Ice Palace of Evil:
General Lord Edward Ware cannot believe where he finds himself. He looks around at the surroundings of the underground palace encased in ice on the outside so no one would ever suspect it was there in the midst of Denali National Park in Alaska. He could not believe the evil genius that had designed it and located it here. It reminded him indeed of the woman he had once known during the last war and before all the way back to the First World War. She would indeed be associated with a place like this.
Helga von Wessel took the disbelieving General Lord Edward Ware and his wife, Dora, Lady Ware for a ride on an underground train. She served as conductor and tourguide. Her unctuous, deep, throaty voice penetrated his consciousness and announced horror after horror.
“Here is where the Russians send their losers, their prisoners, and their rebels, people they don’t trust to live in Russia or thereabouts,” she revealed to them as they came to the first stop. The place was organized like an underground zoo with various enclosures. As he was soon to find out through the picture window, each enclosed a prisoner, a human being.
“Here you will find Lenin, the one whose body is supposedly idolized in Red Square. He never quite died as you will see and his now an old, old man who has no hope of ever being released and returned to Russia.”
Edward could feel the hair standing up on his head as the man called Lenin turned and started gesticulating at them, speechifying in Russian. He even threw something at this glass.
Helga laughed and showed them the next enclosure with the newest prisoner in the lot, Stalin. Edward thought he was dead. But evidently not! He could remember meeting him during the war. Supposedly he had even kidnapped his own daughter, Thomasina. And now the all powerful dictator had come to this.
“You will recognize the leader who defeated Hitler in Berlin,” Helga purred at the man bowed over his desk who did not even look at them.
Edward could hardly believe it. “Wasn’t this man once your lover?” he asked.

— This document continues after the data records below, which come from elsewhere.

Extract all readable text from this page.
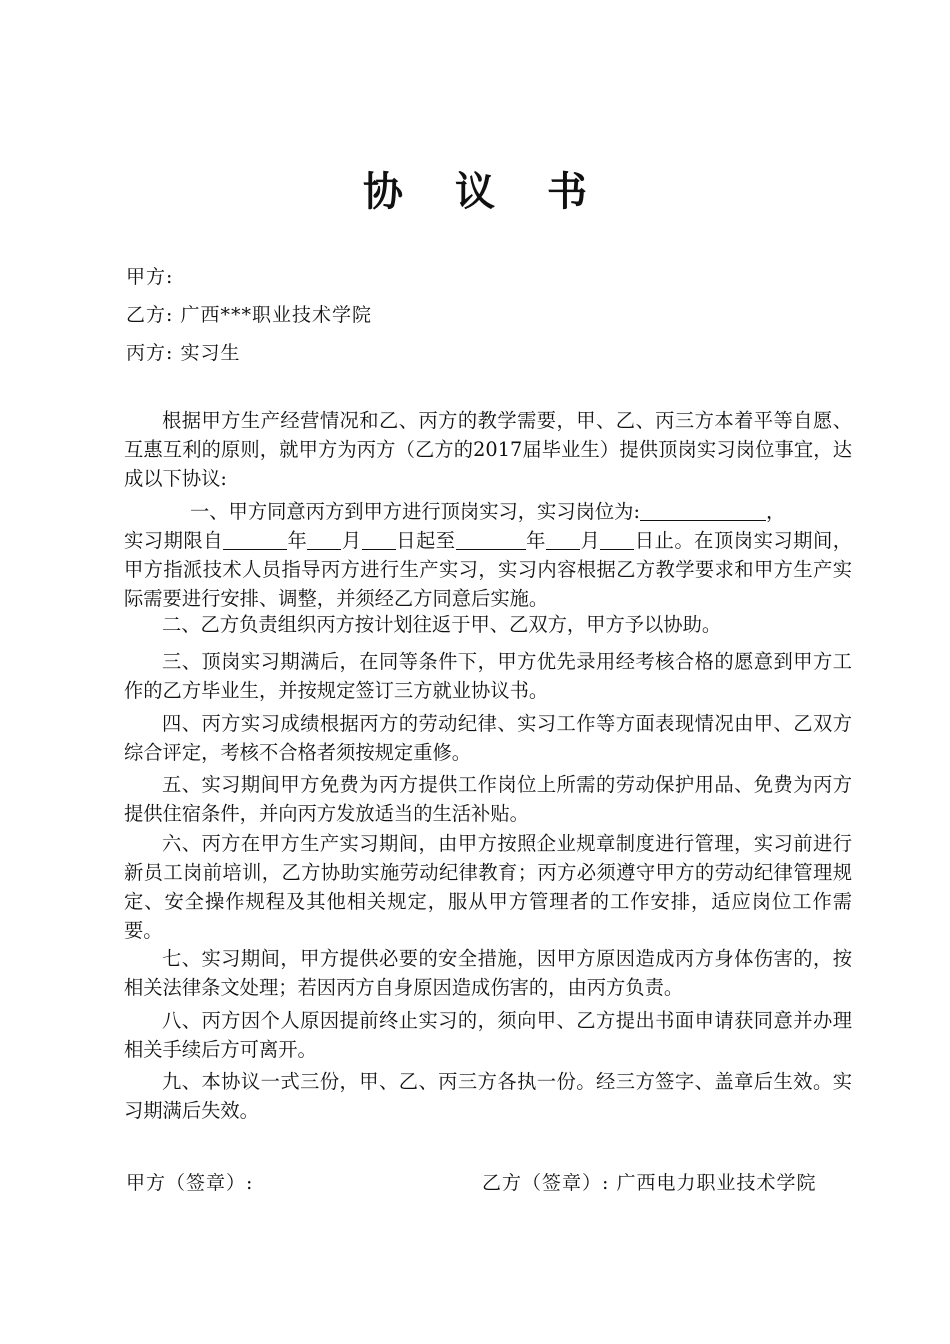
协 议 书
甲方:
乙方: 广西***职业技术学院
丙方: 实习生

根据甲方生产经营情况和乙、丙方的教学需要，甲、乙、丙三方本着平等自愿、互惠互利的原则，就甲方为丙方（乙方的2017届毕业生）提供顶岗实习岗位事宜，达成以下协议:

一、甲方同意丙方到甲方进行顶岗实习，实习岗位为:	，
实习期限自	年 月 日起至	年 月 日止。在顶岗实习期间，甲方指派技术人员指导丙方进行生产实习，实习内容根据乙方教学要求和甲方生产实际需要进行安排、调整，并须经乙方同意后实施。

二、乙方负责组织丙方按计划往返于甲、乙双方，甲方予以协助。

三、顶岗实习期满后，在同等条件下，甲方优先录用经考核合格的愿意到甲方工作的乙方毕业生，并按规定签订三方就业协议书。

四、丙方实习成绩根据丙方的劳动纪律、实习工作等方面表现情况由甲、乙双方综合评定，考核不合格者须按规定重修。

五、实习期间甲方免费为丙方提供工作岗位上所需的劳动保护用品、免费为丙方提供住宿条件，并向丙方发放适当的生活补贴。

六、丙方在甲方生产实习期间，由甲方按照企业规章制度进行管理，实习前进行新员工岗前培训，乙方协助实施劳动纪律教育；丙方必须遵守甲方的劳动纪律管理规定、安全操作规程及其他相关规定，服从甲方管理者的工作安排，适应岗位工作需要。

七、实习期间，甲方提供必要的安全措施，因甲方原因造成丙方身体伤害的，按相关法律条文处理；若因丙方自身原因造成伤害的，由丙方负责。

八、丙方因个人原因提前终止实习的，须向甲、乙方提出书面申请获同意并办理相关手续后方可离开。

九、本协议一式三份，甲、乙、丙三方各执一份。经三方签字、盖章后生效。实习期满后失效。

甲方（签章）:	乙方（签章）: 广西电力职业技术学院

“Of course!” Helga answered. “That was when it suited me. Now this suits me in the service of my new commander, Khrushchev. Lovers come and go, Edward. Power and money are the only thing that remains.” She gave him a knowing look.
Edward shivered, remembering how they had once had a child out of wedlock in the days when he had been deceived by the vamp during the First World War.
Next she really made his spine tingle. They stopped in front of the Hitler enclosure, so labeled on the outside. Edward and Dora could down so as not to be seen by the prisoner who paced back and forth making speeches so that somebody might hear him someday.
“He didn’t really commit suicide, you see, and poor Martin didn’t either,” she stopped in front of the Martin Bormann enclosure. “I still visit Martin from time to time so he doesn’t get lonely,” Helga talked about the man she had almost once married when it suited her political ambitions.
They came to the end of the ride. Helga looked back at them, her expression as cold as ice. “Tell Churchill he had better come to terms with me and Khrushchev. If not, I could imprison him here, too, when he is no longer Prime Minister. Even you, Edward, are not exempt. Except that now you are the only one who can take my demands to the outside world.”
Edward traded looks with his wife. It would be worse than death to ever come to a place like this again. It was a nightmare from which he hoped he would soon awake.